I take your point, perhaps a misleading topic title. I'm just guessing the watch is an Ingersoll. I've not managed to find images or anything that suggested that the maker name was ever dropped.


----------



## Thomasr (Oct 11, 2011)

PilotWatchLover said:


> Why would anyone fake an Ingersoll?


you would be amazed at what folk fake, there are many a fake Casio and this morning I saw a fake watch with Sekonda quartz on the dial


----------



## andyclient (Aug 1, 2009)

Looks legit to me , I've seen a few I fact I've still got a few lol.

Same movement as some of the smiths and services , basic un jewelled pin pallet


----------



## Haggis (Apr 20, 2009)

Ingersol were made by many manufacturers basically it is just a brand name.


----------



## PilotWatchLover (Sep 23, 2012)

Not even worth discussing haha


----------



## Haggis (Apr 20, 2009)

PilotWatchLover said:


> Not even worth discussing haha


Ouch!!!!!!!!!!!!


----------



## PilotWatchLover (Sep 23, 2012)

Well it's not worth more than a tenner so surely it's not really worth discussing whether it's a fake or not


----------



## Carlsberg Wordsworth (Jun 4, 2014)

It's value was never in question but thanks on clearing up the validity of it. I don't suppose there are any further ideas date wise?

I've also managed to get it running fairly regularly, but it seems to gain even when adjusted to the slowest mark. Would that mean the balance spring is not able to tension correctly?


----------



## Will Fly (Apr 10, 2012)

Carlsberg Wordsworth said:


> It's value was never in question but thanks on clearing up the validity of it. I don't suppose there are any further ideas date wise?
> 
> I've also managed to get it running fairly regularly, but it seems to gain even when adjusted to the slowest mark. Would that mean the balance spring is not able to tension correctly?


A constant gain in a pocket watch is often a sign that it needs a clean.


----------



## andyclient (Aug 1, 2009)

Will Fly said:


> Carlsberg Wordsworth said:
> 
> 
> > It's value was never in question but thanks on clearing up the validity of it. I don't suppose there are any further ideas date wise?
> ...


+1 what Will says, also on un jewelled watches the pivots can wear the actual plates , although from the picture yours look quite good but obviously it's a job to tell from a pic , also it is often the front plate pivot holes that wear as they need the movement out and the hands and dial of to be lubricated so often get neglected.
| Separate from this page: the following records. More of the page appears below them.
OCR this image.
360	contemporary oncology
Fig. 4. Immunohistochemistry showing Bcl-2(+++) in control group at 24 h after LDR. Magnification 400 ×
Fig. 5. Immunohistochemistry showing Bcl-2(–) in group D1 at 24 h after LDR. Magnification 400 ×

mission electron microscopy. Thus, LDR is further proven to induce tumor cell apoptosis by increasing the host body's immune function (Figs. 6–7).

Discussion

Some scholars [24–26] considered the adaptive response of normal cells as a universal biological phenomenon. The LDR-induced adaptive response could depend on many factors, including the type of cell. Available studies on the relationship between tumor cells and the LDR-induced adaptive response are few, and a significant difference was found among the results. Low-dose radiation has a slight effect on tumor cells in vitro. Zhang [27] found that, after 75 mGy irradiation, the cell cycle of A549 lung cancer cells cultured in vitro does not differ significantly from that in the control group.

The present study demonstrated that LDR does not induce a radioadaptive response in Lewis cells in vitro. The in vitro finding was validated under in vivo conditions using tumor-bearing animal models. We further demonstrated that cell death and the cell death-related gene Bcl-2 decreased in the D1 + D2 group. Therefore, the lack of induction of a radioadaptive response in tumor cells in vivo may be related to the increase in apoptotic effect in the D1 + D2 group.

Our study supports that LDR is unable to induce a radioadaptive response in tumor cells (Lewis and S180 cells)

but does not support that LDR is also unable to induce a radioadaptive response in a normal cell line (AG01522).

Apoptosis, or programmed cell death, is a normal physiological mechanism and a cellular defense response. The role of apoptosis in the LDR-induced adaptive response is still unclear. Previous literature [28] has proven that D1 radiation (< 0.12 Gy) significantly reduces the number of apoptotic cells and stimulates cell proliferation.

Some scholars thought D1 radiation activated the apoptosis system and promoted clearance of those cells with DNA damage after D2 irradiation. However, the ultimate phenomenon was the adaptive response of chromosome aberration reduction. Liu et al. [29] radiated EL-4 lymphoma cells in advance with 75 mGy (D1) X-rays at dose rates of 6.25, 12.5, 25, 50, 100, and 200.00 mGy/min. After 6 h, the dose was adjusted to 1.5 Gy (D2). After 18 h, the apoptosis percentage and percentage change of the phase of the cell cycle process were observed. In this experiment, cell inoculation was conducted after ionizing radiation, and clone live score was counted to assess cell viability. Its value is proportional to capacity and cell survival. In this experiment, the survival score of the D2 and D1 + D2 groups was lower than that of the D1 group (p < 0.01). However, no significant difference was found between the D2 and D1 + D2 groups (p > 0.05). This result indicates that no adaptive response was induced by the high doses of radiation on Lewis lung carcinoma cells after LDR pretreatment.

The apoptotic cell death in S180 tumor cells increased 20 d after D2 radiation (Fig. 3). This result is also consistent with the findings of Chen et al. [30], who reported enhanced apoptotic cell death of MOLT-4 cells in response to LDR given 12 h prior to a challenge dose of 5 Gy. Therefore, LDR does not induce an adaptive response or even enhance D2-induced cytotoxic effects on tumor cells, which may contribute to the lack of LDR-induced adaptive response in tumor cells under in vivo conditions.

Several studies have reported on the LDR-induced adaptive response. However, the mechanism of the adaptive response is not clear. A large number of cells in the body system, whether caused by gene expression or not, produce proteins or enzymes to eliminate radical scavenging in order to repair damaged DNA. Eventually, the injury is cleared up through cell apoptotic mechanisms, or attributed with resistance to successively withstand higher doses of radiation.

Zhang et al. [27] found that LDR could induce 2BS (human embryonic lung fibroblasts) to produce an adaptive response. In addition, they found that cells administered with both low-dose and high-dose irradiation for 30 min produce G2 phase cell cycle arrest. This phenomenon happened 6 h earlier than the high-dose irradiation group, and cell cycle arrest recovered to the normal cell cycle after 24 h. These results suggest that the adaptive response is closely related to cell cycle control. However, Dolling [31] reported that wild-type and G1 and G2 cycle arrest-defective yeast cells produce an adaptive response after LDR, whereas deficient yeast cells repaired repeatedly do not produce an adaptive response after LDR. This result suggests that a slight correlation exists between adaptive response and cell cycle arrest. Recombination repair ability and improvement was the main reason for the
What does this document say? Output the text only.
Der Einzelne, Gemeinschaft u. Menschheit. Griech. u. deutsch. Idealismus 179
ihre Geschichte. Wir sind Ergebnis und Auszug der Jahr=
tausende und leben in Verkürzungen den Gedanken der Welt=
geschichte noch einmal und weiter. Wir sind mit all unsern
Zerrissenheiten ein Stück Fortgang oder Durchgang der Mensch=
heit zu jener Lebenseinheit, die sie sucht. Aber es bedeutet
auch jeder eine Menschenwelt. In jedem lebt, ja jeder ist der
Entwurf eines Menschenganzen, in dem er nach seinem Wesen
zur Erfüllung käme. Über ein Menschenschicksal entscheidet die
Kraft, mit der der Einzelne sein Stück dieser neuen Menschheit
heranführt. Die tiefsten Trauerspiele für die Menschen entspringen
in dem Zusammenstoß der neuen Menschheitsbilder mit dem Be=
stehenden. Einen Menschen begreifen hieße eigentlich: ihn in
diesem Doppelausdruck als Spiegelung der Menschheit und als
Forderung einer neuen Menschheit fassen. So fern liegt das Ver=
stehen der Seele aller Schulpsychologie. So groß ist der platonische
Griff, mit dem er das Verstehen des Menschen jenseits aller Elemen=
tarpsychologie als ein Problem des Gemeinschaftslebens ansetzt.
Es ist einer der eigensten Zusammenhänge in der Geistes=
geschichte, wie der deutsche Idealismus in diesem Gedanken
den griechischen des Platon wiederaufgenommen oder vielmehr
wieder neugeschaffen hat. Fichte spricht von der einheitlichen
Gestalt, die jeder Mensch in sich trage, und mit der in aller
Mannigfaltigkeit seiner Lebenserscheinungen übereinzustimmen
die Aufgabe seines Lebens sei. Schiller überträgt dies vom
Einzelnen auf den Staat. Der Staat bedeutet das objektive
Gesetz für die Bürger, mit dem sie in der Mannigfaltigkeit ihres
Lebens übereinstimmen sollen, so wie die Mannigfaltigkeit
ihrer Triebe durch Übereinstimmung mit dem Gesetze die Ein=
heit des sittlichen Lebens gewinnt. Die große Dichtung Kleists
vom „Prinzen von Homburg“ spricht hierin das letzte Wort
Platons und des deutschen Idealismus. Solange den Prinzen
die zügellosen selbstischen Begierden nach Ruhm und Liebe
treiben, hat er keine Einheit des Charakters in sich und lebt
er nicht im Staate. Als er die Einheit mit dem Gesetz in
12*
As for date probably late 1950s maybe a little earlier from the dial


----------



## Julian Latham (Jul 25, 2005)

It isn't the movement or case that are subject to fraud - I' hazard a guess that faking the movement would be more expensive than picking up a second hand one & utterly pointless - the faking is of character dials. A faked limited edition character dial can bump up the price by a factor of five or more


----------